Scott Frost, in 2021, famously set the record with eight one-score losses in a single season, going down as the greatest 3-9 team of all time. That season, I wrote that the Huskers were close to setting records for the number of one-score losses over several multi-year spans. This loss to Ohio State added another record to their Huskers belt—tying New Mexico from 1986-1998 for the most one-score losses in a 13-year span at 46.
Between 2021 and 2024, Nebraska football tied or set the record for most one-score losses every year, spanning from 1 to 14 seasons. Barney Cotton only served as the Huskers' head coach for a single game, but he was able to become one of the seven men to lead the Huskers to a one-score loss in this tragic fourteen-year record.

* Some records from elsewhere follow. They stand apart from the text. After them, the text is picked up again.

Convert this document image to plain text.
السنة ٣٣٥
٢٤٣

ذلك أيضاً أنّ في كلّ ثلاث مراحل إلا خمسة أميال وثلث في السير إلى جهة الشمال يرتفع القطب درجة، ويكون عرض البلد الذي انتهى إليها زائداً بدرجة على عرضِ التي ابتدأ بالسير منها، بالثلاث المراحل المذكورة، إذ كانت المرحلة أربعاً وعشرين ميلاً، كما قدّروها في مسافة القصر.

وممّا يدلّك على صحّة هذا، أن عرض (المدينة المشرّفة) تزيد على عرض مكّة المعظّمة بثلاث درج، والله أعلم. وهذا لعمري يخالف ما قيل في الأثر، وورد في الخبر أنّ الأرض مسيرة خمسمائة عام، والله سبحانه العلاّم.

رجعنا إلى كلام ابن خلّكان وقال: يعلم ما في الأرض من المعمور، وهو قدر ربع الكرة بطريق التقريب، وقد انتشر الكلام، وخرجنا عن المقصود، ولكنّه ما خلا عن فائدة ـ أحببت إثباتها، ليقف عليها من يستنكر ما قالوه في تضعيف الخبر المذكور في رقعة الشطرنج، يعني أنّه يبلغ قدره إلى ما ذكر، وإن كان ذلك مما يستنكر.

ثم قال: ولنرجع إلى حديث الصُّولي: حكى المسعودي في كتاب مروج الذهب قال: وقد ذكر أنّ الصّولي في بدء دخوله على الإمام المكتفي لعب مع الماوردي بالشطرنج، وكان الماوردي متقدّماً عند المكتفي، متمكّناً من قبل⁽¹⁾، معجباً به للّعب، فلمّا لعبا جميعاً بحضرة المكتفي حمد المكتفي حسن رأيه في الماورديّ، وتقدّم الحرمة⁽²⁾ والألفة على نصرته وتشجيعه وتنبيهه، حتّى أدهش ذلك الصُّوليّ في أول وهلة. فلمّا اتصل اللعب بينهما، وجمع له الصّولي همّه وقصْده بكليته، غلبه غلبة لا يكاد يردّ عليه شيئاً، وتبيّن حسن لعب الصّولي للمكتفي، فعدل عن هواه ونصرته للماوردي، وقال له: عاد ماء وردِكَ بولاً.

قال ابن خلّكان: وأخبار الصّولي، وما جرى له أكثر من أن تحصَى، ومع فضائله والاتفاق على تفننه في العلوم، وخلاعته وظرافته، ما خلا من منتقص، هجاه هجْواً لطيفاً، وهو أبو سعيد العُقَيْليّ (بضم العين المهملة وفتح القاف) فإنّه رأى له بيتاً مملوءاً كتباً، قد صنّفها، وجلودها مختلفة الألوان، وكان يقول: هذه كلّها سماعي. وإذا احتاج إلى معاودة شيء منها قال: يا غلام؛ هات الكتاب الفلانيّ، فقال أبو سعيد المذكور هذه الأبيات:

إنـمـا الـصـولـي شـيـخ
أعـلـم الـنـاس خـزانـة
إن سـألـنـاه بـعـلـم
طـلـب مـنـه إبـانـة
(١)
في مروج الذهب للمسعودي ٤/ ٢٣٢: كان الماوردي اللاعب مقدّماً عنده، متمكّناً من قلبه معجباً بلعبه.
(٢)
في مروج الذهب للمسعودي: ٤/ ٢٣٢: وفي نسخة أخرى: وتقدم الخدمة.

The record for more extended periods is within reach for Nebraska football in 2024. The Huskers from 2009-2023 were just one game short of the 15-year record set by the New Mexico Lobos from 1986-2000, which future Alabama and Texas A&M head coach Dennis Franchione primarily coached. If the Huskers lose two more close games this season, they can tie the Lobos at 52 one-score losses in a fifteen-year span. If Nebraska football manages to lose all its remaining games by one possession, it will claim at least a share of the record for all years between 1 and 21.

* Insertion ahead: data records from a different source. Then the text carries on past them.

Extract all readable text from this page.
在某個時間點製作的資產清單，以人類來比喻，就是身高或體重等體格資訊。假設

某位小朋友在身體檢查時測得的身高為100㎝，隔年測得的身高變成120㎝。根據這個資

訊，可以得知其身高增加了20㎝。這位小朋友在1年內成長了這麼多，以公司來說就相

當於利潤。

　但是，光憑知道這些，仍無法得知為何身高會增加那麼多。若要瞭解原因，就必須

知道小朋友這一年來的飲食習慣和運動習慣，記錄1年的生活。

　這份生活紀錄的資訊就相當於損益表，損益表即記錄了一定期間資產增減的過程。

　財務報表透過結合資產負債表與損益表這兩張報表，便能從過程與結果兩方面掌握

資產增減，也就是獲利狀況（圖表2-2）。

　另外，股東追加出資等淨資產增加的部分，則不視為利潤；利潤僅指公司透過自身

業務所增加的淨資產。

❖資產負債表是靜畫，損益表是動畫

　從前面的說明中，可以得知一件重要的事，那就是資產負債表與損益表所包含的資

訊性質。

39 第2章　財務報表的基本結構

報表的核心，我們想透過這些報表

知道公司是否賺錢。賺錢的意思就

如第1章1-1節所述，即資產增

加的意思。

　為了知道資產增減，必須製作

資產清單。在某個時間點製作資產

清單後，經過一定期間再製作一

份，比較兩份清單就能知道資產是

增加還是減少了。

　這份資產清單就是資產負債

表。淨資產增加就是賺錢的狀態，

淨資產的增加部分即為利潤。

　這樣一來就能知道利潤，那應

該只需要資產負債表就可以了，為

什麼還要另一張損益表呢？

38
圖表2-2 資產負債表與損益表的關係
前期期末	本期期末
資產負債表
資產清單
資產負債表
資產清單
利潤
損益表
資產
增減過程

Nebraska football close games through the ages
Looking at active streaks only, Nebraska has the record for the 4–17-year time spans. Like the unfortunate historical records, the Huskers could expand to even more years as they are within four games of North Carolina football for each of the 18-24 season active streaks. However, if the Huskers manage to lose their last four games, a bigger conversation will be happening than a strange record.
Does this all mean much? For the most part, no. It is an arbitrary data point that has become the identity of Nebraska football in recent years. With New Mexico's four-point loss in the season opener to FCS Montana State, it tied its record (set in each of the 2021, 2022, and 2023 seasons) for most losses in a 52-year span! Aided by an atrocious stretch mainly in the 1990s, New Mexico has the record for every year span between 15 and 52 seasons. The Lobos have only won 10+ games in a season once, so their decades-long stretch of mediocrity will go unnoticed.
At a storied program like the Cornhuskers have, many national pundits will remind the nation of the Husker's record in close games every time another loss happens. The only cure for Nebraska football is winning more games and rewriting the narrative.